Starting in 1961, Weiss spent four years at Georgetown University as a clinical associate professor of preventive medicine, and was a consultant for the World Health Organization's Health Statistics Branch and the Inter-American Mortality Investigation. In 1964, she moved to La Jolla to join Szilard, who was a fellow at the Salk Institute for Biological Studies. Szilard died of heart failure later that year. Weiss remained in California, working for the UC Los Angeles School of Public Health and the UC San Diego School of Medicine until 1977. She also consulted for the US Public Health Service, was project director for the Southeast San Diego Health Study, and was on the board of directors for the Council for a Livable World Education Fund.

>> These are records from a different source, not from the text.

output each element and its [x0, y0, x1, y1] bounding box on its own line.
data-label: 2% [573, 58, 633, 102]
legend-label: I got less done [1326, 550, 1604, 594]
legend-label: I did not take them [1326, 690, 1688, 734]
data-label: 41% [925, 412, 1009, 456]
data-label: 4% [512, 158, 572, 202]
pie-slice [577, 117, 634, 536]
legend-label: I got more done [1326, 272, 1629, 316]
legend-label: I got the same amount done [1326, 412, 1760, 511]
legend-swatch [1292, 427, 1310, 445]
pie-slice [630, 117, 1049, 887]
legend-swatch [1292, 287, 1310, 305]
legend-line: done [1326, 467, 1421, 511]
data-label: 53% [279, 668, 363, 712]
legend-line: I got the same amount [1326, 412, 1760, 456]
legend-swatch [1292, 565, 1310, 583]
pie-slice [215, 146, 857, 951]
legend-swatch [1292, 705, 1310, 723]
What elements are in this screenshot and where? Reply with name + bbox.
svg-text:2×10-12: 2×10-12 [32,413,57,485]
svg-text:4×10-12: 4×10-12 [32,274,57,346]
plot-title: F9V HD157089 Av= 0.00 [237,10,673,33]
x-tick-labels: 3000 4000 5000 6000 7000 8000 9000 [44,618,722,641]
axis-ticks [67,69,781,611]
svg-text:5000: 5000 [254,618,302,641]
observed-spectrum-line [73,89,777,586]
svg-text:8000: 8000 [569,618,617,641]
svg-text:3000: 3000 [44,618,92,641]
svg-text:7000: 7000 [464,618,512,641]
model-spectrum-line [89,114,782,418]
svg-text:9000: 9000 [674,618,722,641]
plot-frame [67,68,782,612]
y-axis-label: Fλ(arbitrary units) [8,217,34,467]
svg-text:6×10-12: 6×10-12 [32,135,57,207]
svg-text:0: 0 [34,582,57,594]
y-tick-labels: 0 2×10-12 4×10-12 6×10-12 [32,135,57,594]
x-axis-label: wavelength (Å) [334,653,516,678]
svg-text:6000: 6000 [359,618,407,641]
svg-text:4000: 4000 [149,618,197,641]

Weiss spent 1975-1981 as an associate research bibliographer for the UC San Diego Program on Science, Technology and Public Affairs. She collected and edited her husband's papers, publishing Reminiscences by Leo Szilard (1968), The Collected Works of Leo Szilard (1972), Leo Szilard: His Version of the Facts (1978), and Toward a Livable World: Leo Szilard and the Crusade for Nuclear Arms Control (1987). Weiss died on April 27, 1981.
The Gertrud Weiss Szilard Papers document her career as a professor of preventive medicine and as a public health physician, as well as that of her husband, nuclear physicist and biologist Leo Szilard. The collection dates from 1920-1997 and is arranged in the following series: 1) BIOGRAPHICAL, 2) CORRESPONDENCE, 3) EDITING & WRITING, 4) PHOTOGRAPHS and 5) SOUND RECORDINGS.